Thursday, April 5, 2018
Album Review: Spiders - Killer Machine
While Spiders are indeed digging into the past for inspiration, they borrow more from the early punk bands than they do classic rock. That gives them a fresher take on the past, if such a thing is logically possible. Sonically, there isn't anything here to distinguish Spiders from an early Ramones or New York Dolls record. It has that rough around the edges, gritty sound that defined punk as being abrasive but never non-musical. The fuzz levels are just right, and there isn't anything to complain about as far as the production goes. It nails the vintage vibe.
"Dead Or Alive" was the first single, and is everything you could want from this kind of music. It has that dirty vintage vibe, some short but sweep guitar harmonies, and a hook that Ann-Sofie Hoyles pounds like a sledgehammer. So many decades after rock and roll was born and bred, the bones still hold strong.

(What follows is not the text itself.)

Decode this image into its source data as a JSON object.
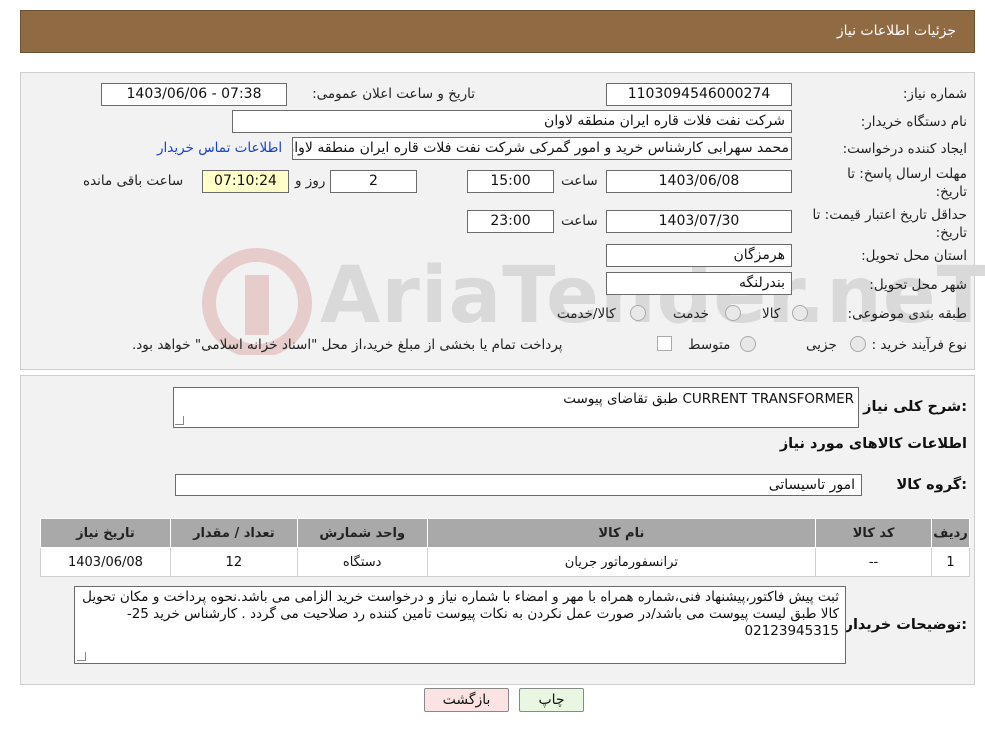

When you have the right pieces, you don't need to mess with the formula and add in superfluous playing to make a good song. That's what this one proves.
Formula can be a dirty word, but it doesn't need to be. Spiders follow one through most of this record, but that is no reason for criticism. They understand that a good song needs only a solid riff and a catchy hook, and they don't throw more into the mix than they need. Most of these songs are built from the same style of chord-based riffs, giving a solid backing for Ann-Sofie's vocals, which deliver that punch to the face. Taking a foray in some other direction, just for the sake of doing something different, wouldn't fit the record at all, and it would most likely color outside the band's strengths. They know who they are and what they do, and they're fine with that.

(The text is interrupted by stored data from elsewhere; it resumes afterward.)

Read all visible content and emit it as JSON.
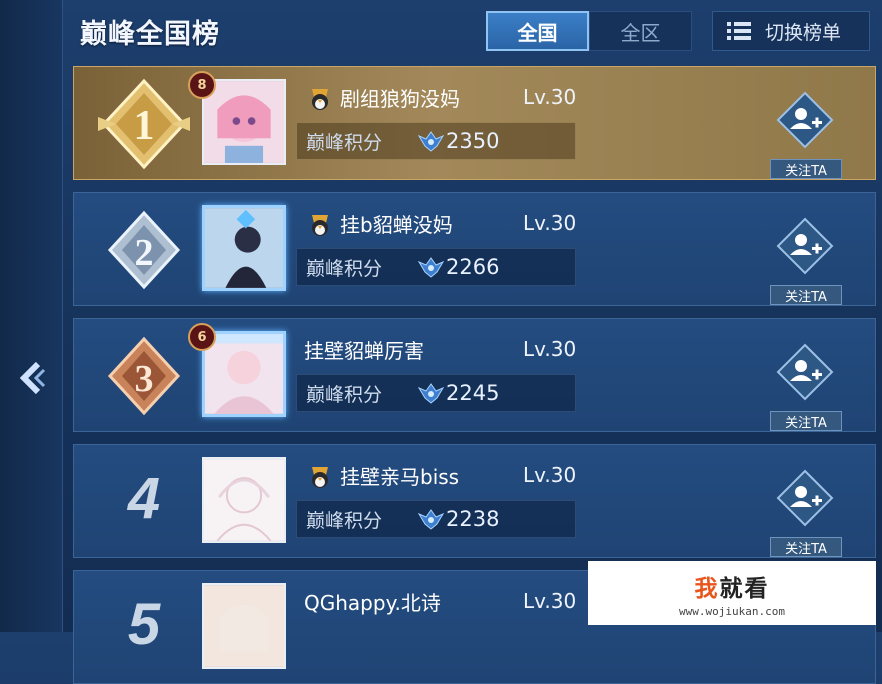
{
  "header": {
    "title": "巅峰全国榜",
    "tabs": [
      {
        "label": "全国",
        "active": true
      },
      {
        "label": "全区",
        "active": false
      }
    ],
    "switch_button_label": "切换榜单"
  },
  "rankings": [
    {
      "rank": "1",
      "avatar_level_badge": "8",
      "name": "剧组狼狗没妈",
      "level": "Lv.30",
      "score_label": "巅峰积分",
      "score": "2350",
      "follow_label": "关注TA"
    },
    {
      "rank": "2",
      "name": "挂b貂蝉没妈",
      "level": "Lv.30",
      "score_label": "巅峰积分",
      "score": "2266",
      "follow_label": "关注TA"
    },
    {
      "rank": "3",
      "avatar_level_badge": "6",
      "name": "挂壁貂蝉厉害",
      "level": "Lv.30",
      "score_label": "巅峰积分",
      "score": "2245",
      "follow_label": "关注TA"
    },
    {
      "rank": "4",
      "name": "挂壁亲马biss",
      "level": "Lv.30",
      "score_label": "巅峰积分",
      "score": "2238",
      "follow_label": "关注TA"
    },
    {
      "rank": "5",
      "name": "QGhappy.北诗",
      "level": "Lv.30"
    }
  ],
  "watermark": {
    "brand_highlight": "我",
    "brand_rest": "就看",
    "url": "www.wojiukan.com"
  },
  "colors": {
    "first_place_gold": "#a3895a",
    "row_blue": "#244c80",
    "active_tab": "#3b7fc7",
    "follow_label_bg": "#35587f"
  },
  "icons": [
    "back-arrow-icon",
    "list-icon",
    "gold-rank-icon",
    "silver-rank-icon",
    "bronze-rank-icon",
    "rank-penguin-icon",
    "peak-score-icon",
    "follow-user-icon"
  ]
}
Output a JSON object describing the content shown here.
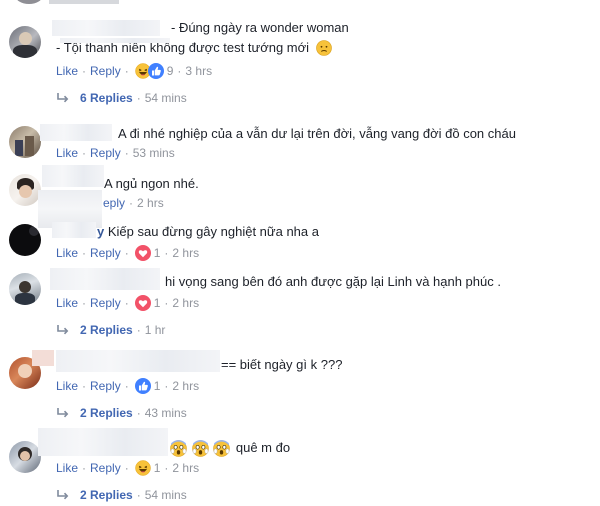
{
  "labels": {
    "like": "Like",
    "reply": "Reply",
    "dot": "·"
  },
  "colors": {
    "link": "#4267b2",
    "meta": "#90949c",
    "text": "#1d2129",
    "love": "#f25268",
    "like_blue": "#4080ff",
    "haha": "#f7c23a"
  },
  "comments": [
    {
      "text_line1": "- Đúng ngày ra wonder woman",
      "text_line2": "- Tội thanh niên không được test tướng mới",
      "line2_emoji": "worried-face-icon",
      "reaction_count": "9",
      "reaction_icons": [
        "haha-icon",
        "like-icon"
      ],
      "reply_label": "Reply",
      "time": "3 hrs",
      "replies": {
        "label": "6 Replies",
        "time": "54 mins"
      }
    },
    {
      "text": "A đi nhé nghiệp của a vẫn dư lại trên đời, vẫng vang đời đồ con cháu",
      "reply_label": "Reply",
      "time": "53 mins"
    },
    {
      "text": "A ngủ ngon nhé.",
      "reply_label": "Reply",
      "reply_label_visible": "eply",
      "time": "2 hrs"
    },
    {
      "name_partial": "y",
      "text": "Kiếp sau đừng gây nghiệt nữa nha a",
      "reaction_count": "1",
      "reaction_icons": [
        "love-icon"
      ],
      "reply_label": "Reply",
      "time": "2 hrs"
    },
    {
      "text": "hi vọng sang bên đó anh được gặp lại Linh và hạnh phúc .",
      "reaction_count": "1",
      "reaction_icons": [
        "love-icon"
      ],
      "reply_label": "Reply",
      "time": "2 hrs",
      "replies": {
        "label": "2 Replies",
        "time": "1 hr"
      }
    },
    {
      "text": "== biết ngày gì k ???",
      "reaction_count": "1",
      "reaction_icons": [
        "like-icon"
      ],
      "reply_label": "Reply",
      "time": "2 hrs",
      "replies": {
        "label": "2 Replies",
        "time": "43 mins"
      }
    },
    {
      "text_emojis": [
        "scream-face-icon",
        "scream-face-icon",
        "scream-face-icon"
      ],
      "text": "quê m đo",
      "reaction_count": "1",
      "reaction_icons": [
        "haha-icon"
      ],
      "reply_label": "Reply",
      "time": "2 hrs",
      "replies": {
        "label": "2 Replies",
        "time": "54 mins"
      }
    }
  ]
}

Sure, not every song is going to be as successful as "Dead Or Alive" or "Burning For You", but even the lesser tracks remain energetic and engaging. The record isn't long enough for them to drag down the momentum in any substantial way.
So is "Killer Machine" what its title implies? Honestly, not quite. It's a thoroughly enjoyable record that I had a great time listening to, but there's just enough fat around the edges to keep it from hitting that "all killer, no filler" mantra. Spiders have made a very good record, and that's nothing to criticize. As it pertains to the vintage rock world, "Killer Machine" is a darn fine entry.